Çocuklara Tuvalet Alışkanlığı Kazandırmada Pratikte Neler Yapılabilir?


  1. Tuvalet alışkanlığı, önce büyük tuvaletten başlanılır, ardından gündüz küçük tuvalet alışkanlığı ve en son olarak da gece alışkanlığı kazandırılmaya çalışılır.
  2. Tuvalet alışkanlığı kazandırılmak istenilen çocuğun ıslaklığını hissettirmeyecek kaliteli bez bağlanmamalıdır. Çocuk altını ıslattığında ıslaklığını hissedecek kalitesiz bezler bağlanmalıdır ki çocuk altını ıslattığını hissetsin. Tuvalet alışkanlığı kazandırılmış çocuğa tutarlı davranmalıdır, bazen bez bağlayıp bazen bez bağlamadan bırakmak çocuğun tuvalet alışkanlığı kazanmasını zorlaştırır.
  3. Çocuk, gündüz altını ıslattığında (hava soğuk değilse ve sosyal ortam müsaitse) birkaç dakika ıslak altla bırakılır. bu süre çok uzatılmadan temiz bir iç çamaşırla alt değiştirilir.
  4. Çocuğun altı değiştirilirken ne psikolojik ne duygusal ne de fiziksel şiddet uygulanması doğru değildir. Çocuk ilk defa karşılaştığı bu ıslak olma ve utanma hissini kendi iç dünyasındaki dinamikleri denge kurarak çözmeye çalışmalıdır. Bazen "off bıktım ya" demek bile çocuğun oluşturmaya çalıştığı bu iç dinamikleri bozmaya yeter de artar bile.
  5. İki yaşını geçmiş hiçbir çocuk altı ıslak olarak dolaşmaktan hoşlanmaz. Sizin ayrıca bir şey söylemenize gerek kalmaz. Söyleyeceğiniz her bir ezici söz, süreci uzatacağı gibi çocuğunuzda farklı davranış bozukluklarının görülmesine de yol açabilir. O yüzden çok dikkatli olmalısınız!
  6. Gece kazandırılacak tuvalet alışkanlığında, çocuk gündüz saatlerinde bol su ve sıvı içecekler içmeli, ancak yatmadan en az bir saat önce sıvı içecekler kesilmelidir. Susamaya neden olacak, yağlı, tuzlu ve tatlı yiyecekler yedirilmemelidir.
  7. Gece kazandırılacak tuvalet alışkanlığında, çocuğun altını ıslattığı saatler, bir çizelgeyle tespit edilmeli. O saatlere denk gelecek şekilde, çocuğun tuvalete götürülmesi gerekir.

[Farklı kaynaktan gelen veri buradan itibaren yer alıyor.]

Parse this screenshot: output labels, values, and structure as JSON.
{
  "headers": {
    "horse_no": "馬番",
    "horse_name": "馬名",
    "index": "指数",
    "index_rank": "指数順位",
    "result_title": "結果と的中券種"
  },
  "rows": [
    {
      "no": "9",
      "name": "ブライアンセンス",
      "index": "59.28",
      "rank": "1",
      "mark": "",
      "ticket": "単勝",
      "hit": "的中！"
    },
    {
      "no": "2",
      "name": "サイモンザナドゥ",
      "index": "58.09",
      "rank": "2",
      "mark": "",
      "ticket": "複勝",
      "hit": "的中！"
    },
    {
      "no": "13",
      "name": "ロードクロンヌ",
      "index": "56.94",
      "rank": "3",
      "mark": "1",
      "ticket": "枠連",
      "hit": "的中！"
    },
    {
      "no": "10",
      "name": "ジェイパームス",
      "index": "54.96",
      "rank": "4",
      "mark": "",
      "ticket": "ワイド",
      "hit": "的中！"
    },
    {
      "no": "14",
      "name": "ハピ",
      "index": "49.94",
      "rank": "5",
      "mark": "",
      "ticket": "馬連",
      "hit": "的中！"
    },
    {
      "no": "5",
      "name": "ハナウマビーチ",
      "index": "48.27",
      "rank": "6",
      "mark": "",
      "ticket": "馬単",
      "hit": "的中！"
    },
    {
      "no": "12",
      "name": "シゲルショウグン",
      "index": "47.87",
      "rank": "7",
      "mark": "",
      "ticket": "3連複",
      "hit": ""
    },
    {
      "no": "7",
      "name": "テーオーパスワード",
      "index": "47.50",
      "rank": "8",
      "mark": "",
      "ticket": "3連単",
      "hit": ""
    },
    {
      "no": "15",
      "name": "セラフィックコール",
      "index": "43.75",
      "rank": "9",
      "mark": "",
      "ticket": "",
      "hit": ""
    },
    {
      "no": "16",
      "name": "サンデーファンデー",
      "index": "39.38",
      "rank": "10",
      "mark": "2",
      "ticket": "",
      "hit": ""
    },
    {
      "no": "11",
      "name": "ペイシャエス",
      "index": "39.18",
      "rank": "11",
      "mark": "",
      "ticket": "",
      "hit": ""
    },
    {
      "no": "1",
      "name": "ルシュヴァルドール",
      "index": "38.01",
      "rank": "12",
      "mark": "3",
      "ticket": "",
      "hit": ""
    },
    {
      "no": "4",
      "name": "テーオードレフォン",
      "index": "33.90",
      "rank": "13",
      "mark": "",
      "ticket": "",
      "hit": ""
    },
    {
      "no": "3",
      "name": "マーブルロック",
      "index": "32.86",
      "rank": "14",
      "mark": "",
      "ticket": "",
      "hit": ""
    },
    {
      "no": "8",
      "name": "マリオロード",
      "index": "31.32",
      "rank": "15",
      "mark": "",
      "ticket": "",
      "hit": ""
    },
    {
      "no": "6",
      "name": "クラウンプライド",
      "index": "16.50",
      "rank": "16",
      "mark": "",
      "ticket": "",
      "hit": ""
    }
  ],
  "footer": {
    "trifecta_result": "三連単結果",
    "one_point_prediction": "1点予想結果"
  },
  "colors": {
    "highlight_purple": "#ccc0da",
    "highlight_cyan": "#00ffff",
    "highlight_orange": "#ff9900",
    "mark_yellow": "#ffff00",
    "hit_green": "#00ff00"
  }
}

  8. Çocuk, gece kaldırıldığında, tuvalet ihtiyacını giderirken uykulu olmamalı; önce uykusu ve bilinci açık hale getirilmeli. Daha sonra ihtiyacını gidermesi istenmelidir.
  9. Çocuğuna tuvalet alışkanlığı kazandırmaya çalışan bir anne, bol bol yedek çarşaf ve nevresimle temiz yedek iç çamaşırı bulundurmalıdır.
  10. Gece tuvalete kaldırılacak çocuk, altını ıslatmış ise asla örselenerek veya hırpalanarak kaldırılmamalıdır. Uyku anında çocuğun örselenmesi ve hırpalanması, akıl sağlığı açısından tehlikelidir.
  11. Uykusu ağır olan çocuklara gece tuvalet alışkanlığı kazandırılması zor olabilir. Böyle durumlarda, daha fazla gayret gerekebileceği normal kabul edilmelidir.
  12. Erkek çocukları sünnet ettirildikten sonra daha kolay tuvalet alışkanlığı kazanırlar.
  13. Uzun süreli uğraşlar neticesinde kazandırılamayan (özellikle) gündüz tuvalet alışkanlıklarında, psikolojik veya fizyolojik sorunlar olabileceği hatırlanmalıdır.